Who’s In Charge: The Writer or the Characters?
by Kassandra Lamb
We may given birth to our characters, but once we breathe a bit of life into them, look out! All too often, they have a mind of their own, and there is no stopping them.
In my first series, the Kate Huntington Mysteries, there are two characters who were supposed to be minor players in Book 1. Kate and her best friends, the Franklins, are being pursued by a mutual enemy who doesn’t mind if their loved ones get caught in the crossfire. One of those victims is Kate’s husband.
So her friend, Rob Franklin hires bodyguards to protect her, himself and his wife. Skip Canfield is Kate’s bodyguard. A little later in the book, the police take the situation a bit more seriously and Kate is assigned police protection, in the form of a feisty young policewoman, Rose Hernandez.
Well, by Book 2, Skip is starting his own private investigation agency, he is courting Kate and Rose is training under him to become a private investigator. Never underestimate minor characters!

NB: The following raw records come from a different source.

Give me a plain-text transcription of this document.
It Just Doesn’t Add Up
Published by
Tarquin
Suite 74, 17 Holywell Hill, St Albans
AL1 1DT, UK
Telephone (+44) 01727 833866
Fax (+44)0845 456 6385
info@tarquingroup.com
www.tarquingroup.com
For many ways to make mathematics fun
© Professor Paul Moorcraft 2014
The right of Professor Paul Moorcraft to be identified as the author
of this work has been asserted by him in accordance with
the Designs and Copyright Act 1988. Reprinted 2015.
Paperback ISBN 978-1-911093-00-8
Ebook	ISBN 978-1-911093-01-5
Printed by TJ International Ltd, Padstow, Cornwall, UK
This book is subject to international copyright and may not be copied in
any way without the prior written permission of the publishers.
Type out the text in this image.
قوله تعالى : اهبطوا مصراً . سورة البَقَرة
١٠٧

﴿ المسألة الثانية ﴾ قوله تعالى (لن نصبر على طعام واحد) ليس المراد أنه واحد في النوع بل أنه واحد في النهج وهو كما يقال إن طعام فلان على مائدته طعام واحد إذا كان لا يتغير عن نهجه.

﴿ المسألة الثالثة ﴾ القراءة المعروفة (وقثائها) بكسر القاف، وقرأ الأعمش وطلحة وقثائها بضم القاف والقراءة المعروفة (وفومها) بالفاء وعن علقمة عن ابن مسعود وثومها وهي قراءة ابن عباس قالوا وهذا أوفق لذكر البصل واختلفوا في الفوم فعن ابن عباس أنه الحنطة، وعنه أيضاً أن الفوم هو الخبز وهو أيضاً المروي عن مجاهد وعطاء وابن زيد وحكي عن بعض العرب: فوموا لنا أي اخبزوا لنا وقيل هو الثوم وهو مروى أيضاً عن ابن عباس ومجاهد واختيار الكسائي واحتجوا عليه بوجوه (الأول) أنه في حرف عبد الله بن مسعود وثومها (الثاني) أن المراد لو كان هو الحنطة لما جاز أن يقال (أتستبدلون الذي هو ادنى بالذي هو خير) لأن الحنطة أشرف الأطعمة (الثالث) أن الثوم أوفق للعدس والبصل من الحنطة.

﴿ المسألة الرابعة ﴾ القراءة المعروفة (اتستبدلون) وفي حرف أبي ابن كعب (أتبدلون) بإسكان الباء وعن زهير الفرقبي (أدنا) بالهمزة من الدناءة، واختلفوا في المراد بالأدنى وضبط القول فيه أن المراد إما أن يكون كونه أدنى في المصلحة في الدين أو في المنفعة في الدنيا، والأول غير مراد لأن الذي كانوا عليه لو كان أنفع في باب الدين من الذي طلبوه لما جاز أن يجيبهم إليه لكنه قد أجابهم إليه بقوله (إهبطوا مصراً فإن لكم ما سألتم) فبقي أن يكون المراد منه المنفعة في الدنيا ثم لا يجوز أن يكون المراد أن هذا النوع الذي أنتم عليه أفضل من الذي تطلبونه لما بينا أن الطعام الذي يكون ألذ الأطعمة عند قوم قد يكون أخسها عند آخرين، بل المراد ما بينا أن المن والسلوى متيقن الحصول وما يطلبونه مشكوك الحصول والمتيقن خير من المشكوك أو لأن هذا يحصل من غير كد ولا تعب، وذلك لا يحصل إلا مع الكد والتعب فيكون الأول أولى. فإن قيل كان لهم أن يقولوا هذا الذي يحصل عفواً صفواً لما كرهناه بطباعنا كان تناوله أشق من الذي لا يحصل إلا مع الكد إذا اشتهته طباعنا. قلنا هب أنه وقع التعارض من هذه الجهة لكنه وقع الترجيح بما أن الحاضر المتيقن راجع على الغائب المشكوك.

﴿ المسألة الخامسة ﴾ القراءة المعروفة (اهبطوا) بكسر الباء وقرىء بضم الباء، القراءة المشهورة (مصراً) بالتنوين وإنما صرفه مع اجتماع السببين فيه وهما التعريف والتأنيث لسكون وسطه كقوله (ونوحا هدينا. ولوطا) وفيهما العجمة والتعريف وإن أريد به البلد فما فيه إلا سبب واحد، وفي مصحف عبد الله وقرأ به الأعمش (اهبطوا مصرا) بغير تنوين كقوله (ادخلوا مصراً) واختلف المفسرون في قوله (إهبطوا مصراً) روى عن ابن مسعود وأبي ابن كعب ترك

My characters were a little better behaved in my second series, the Marcia Banks and Buddy Cozy Mysteries, about a service dog trainer and her four-legged best friend. Marcia (pronounced Mar-see-a, not Marsha) meets her love interest in Book 1.
All is going according to plan, until Marcia reveals that she has a full-blown phobia regarding commitment. *sigh* It takes six books before her love interest and I can convince her to commit.
And now I am starting a new series, with Book 1, Lethal Assumptions. The main character, Judith Anderson, was a third-level character in the Kate Huntington books. And I liked her so much, I couldn’t let her fade away into the sunset when I finished the Kate series.
She’s a homicide lieutenant in Baltimore, who gets fed up with the bureaucracy and politics of a big police department, and also with cold weather. So she takes a position in a small Florida city as Chief of Police, where she is the boss and, among other things, she can be more hands-on with major cases. But her first big case is a serial rapist/killer!
And already Judith is giving me headaches. In the Kate books, she was a hard-nosed, mostly unemotional but extremely competent police detective.
But once I crawled inside her head, I discovered that she isn’t unemotional at all. The hard shell is a carefully constructed defense, and the nature of the crimes this killer is committing is challenging those defenses.
The good news is that the assistant I’d created for her is turning out to be a real gem! And she gets inside Judith’s hard shell in record time.
Characters may not always behave, but they certainly do keep the writerly life interesting!